If the Word were removed from Jesus, what would be left? If your answer is 'his flesh/body', please read on. The right answer is 'nothing would be left'. This is because it is the Word who becomes flesh. (John 1:14) The Word doesn't just take on an outer suit of flesh, or is the soul bit in Jesus. God became human.

Say it to yourself: God became human. Is it plausible? How can God become flesh and still be God? The trendy answer is that God can't be human and God. (But that is really only the case if humanity and divinity are in competition.) And this trendy answer ends up in one of two places: a kenoticism whereby God is divested of divinity in becoming human; or making God's true identity dependent on us (E.g. Moltmann). But God can be utterly human and utterly God. This speaks to us of a "compatibility" (I think I read this from Rowan Williams, but he means this without in any way denying the complete otherness of God) between God and humanity. But it also tells us something of the true transcendence of God: God is utterly transcendent, which is to say not that God is utterly remote (that is the false interpretation given to transcendence by those wanting a straw figure to blow down), but that in God the usual rules of intimacy and identity (a tension between them) don't apply to God. God can so unite Godself with flesh and still remain fully God, and in this union bring this flesh into existence. And this without in any way compromising the integrity of the flesh. Or, to put it crassly, God can 'make' that which is not God precisely by uniting Godself with it. (Only God is so surpassingly free to be able to do this, and this is what true transcendence is about, and the significance of God being somehow else.) This flesh is then God's own flesh. And so, to return to the original question, if the Word were removed from Jesus, nothing would be left.
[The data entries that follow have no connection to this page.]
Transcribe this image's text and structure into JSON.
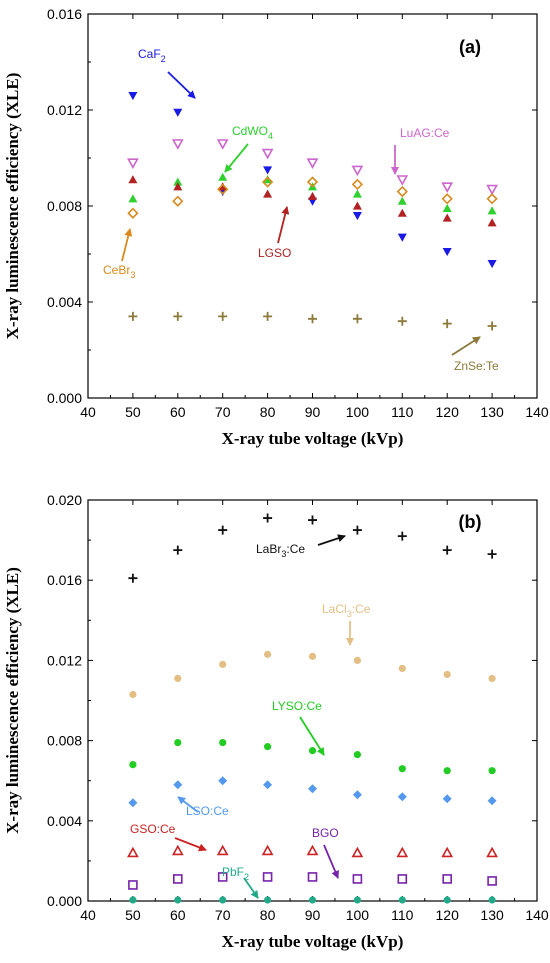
{
  "chart_data": [
    {
      "type": "scatter",
      "panel_label": "(a)",
      "xlabel": "X-ray tube voltage (kVp)",
      "ylabel": "X-ray luminescence efficiency (XLE)",
      "xlim": [
        40,
        140
      ],
      "ylim": [
        0,
        0.016
      ],
      "xticks": [
        "40",
        "50",
        "60",
        "70",
        "80",
        "90",
        "100",
        "110",
        "120",
        "130",
        "140"
      ],
      "yticks": [
        "0.000",
        "0.004",
        "0.008",
        "0.012",
        "0.016"
      ],
      "x": [
        50,
        60,
        70,
        80,
        90,
        100,
        110,
        120,
        130
      ],
      "series": [
        {
          "label": "CaF2",
          "label_main": "CaF",
          "label_sub": "2",
          "marker": "triangle-down-filled",
          "color": "#1a1ae6",
          "values": [
            0.0126,
            0.0119,
            0.0086,
            0.0095,
            0.0082,
            0.0076,
            0.0067,
            0.0061,
            0.0056
          ]
        },
        {
          "label": "CdWO4",
          "label_main": "CdWO",
          "label_sub": "4",
          "marker": "triangle-up-filled",
          "color": "#2fd02f",
          "values": [
            0.0083,
            0.009,
            0.0092,
            0.0091,
            0.0088,
            0.0085,
            0.0082,
            0.0079,
            0.0078
          ]
        },
        {
          "label": "LuAG:Ce",
          "label_main": "LuAG:Ce",
          "label_sub": "",
          "marker": "triangle-down-open",
          "color": "#cc66cc",
          "values": [
            0.0098,
            0.0106,
            0.0106,
            0.0102,
            0.0098,
            0.0095,
            0.0091,
            0.0088,
            0.0087
          ]
        },
        {
          "label": "LGSO",
          "label_main": "LGSO",
          "label_sub": "",
          "marker": "triangle-up-filled",
          "color": "#b22222",
          "values": [
            0.0091,
            0.0088,
            0.0088,
            0.0085,
            0.0084,
            0.008,
            0.0077,
            0.0075,
            0.0073
          ]
        },
        {
          "label": "CeBr3",
          "label_main": "CeBr",
          "label_sub": "3",
          "marker": "diamond-open",
          "color": "#d98a1e",
          "values": [
            0.0077,
            0.0082,
            0.0087,
            0.009,
            0.009,
            0.0089,
            0.0086,
            0.0083,
            0.0083
          ]
        },
        {
          "label": "ZnSe:Te",
          "label_main": "ZnSe:Te",
          "label_sub": "",
          "marker": "plus",
          "color": "#8c7a3a",
          "values": [
            0.0034,
            0.0034,
            0.0034,
            0.0034,
            0.0033,
            0.0033,
            0.0032,
            0.0031,
            0.003
          ]
        }
      ]
    },
    {
      "type": "scatter",
      "panel_label": "(b)",
      "xlabel": "X-ray tube voltage (kVp)",
      "ylabel": "X-ray luminescence efficiency (XLE)",
      "xlim": [
        40,
        140
      ],
      "ylim": [
        0,
        0.02
      ],
      "xticks": [
        "40",
        "50",
        "60",
        "70",
        "80",
        "90",
        "100",
        "110",
        "120",
        "130",
        "140"
      ],
      "yticks": [
        "0.000",
        "0.004",
        "0.008",
        "0.012",
        "0.016",
        "0.020"
      ],
      "x": [
        50,
        60,
        70,
        80,
        90,
        100,
        110,
        120,
        130
      ],
      "series": [
        {
          "label": "LaBr3:Ce",
          "label_main": "LaBr",
          "label_sub": "3",
          "label_tail": ":Ce",
          "marker": "plus",
          "color": "#111111",
          "values": [
            0.0161,
            0.0175,
            0.0185,
            0.0191,
            0.019,
            0.0185,
            0.0182,
            0.0175,
            0.0173
          ]
        },
        {
          "label": "LaCl3:Ce",
          "label_main": "LaCl",
          "label_sub": "3",
          "label_tail": ":Ce",
          "marker": "circle-filled",
          "color": "#e3bf85",
          "values": [
            0.0103,
            0.0111,
            0.0118,
            0.0123,
            0.0122,
            0.012,
            0.0116,
            0.0113,
            0.0111
          ]
        },
        {
          "label": "LYSO:Ce",
          "label_main": "LYSO:Ce",
          "label_sub": "",
          "label_tail": "",
          "marker": "circle-filled",
          "color": "#22cc22",
          "values": [
            0.0068,
            0.0079,
            0.0079,
            0.0077,
            0.0075,
            0.0073,
            0.0066,
            0.0065,
            0.0065
          ]
        },
        {
          "label": "LSO:Ce",
          "label_main": "LSO:Ce",
          "label_sub": "",
          "label_tail": "",
          "marker": "diamond-filled",
          "color": "#5599ee",
          "values": [
            0.0049,
            0.0058,
            0.006,
            0.0058,
            0.0056,
            0.0053,
            0.0052,
            0.0051,
            0.005
          ]
        },
        {
          "label": "GSO:Ce",
          "label_main": "GSO:Ce",
          "label_sub": "",
          "label_tail": "",
          "marker": "triangle-up-open",
          "color": "#cc2222",
          "values": [
            0.0024,
            0.0025,
            0.0025,
            0.0025,
            0.0025,
            0.0024,
            0.0024,
            0.0024,
            0.0024
          ]
        },
        {
          "label": "BGO",
          "label_main": "BGO",
          "label_sub": "",
          "label_tail": "",
          "marker": "square-open",
          "color": "#7722aa",
          "values": [
            0.0008,
            0.0011,
            0.0012,
            0.0012,
            0.0012,
            0.0011,
            0.0011,
            0.0011,
            0.001
          ]
        },
        {
          "label": "PbF2",
          "label_main": "PbF",
          "label_sub": "2",
          "label_tail": "",
          "marker": "circle-filled",
          "color": "#22aa88",
          "values": [
            5e-05,
            5e-05,
            5e-05,
            5e-05,
            5e-05,
            5e-05,
            5e-05,
            5e-05,
            5e-05
          ]
        }
      ]
    }
  ]
}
This is all about unity in distinction, which God is very good at. Think of the Trinity: Father, Son and Spirit, each with their own identity precisely in their complete unity, and in complete unity precisely because of their distinct identity. This is the point of the eternal Fatherhood of God: 'Father' is a distinct identity, but implies a relationship to be 'Father' in the first place

Or should I just say that God is love, and we know this because of Jesus Christ? Love is about union and distinction at once, and both to their fullest degree. This is the point of the doctrine of the Incarnation, and tells us our ultimate end in God (Christian hope does not dissolve our identity into some more basic lava of 'being' called God, but hopes in a union of personal love), the God who is Love.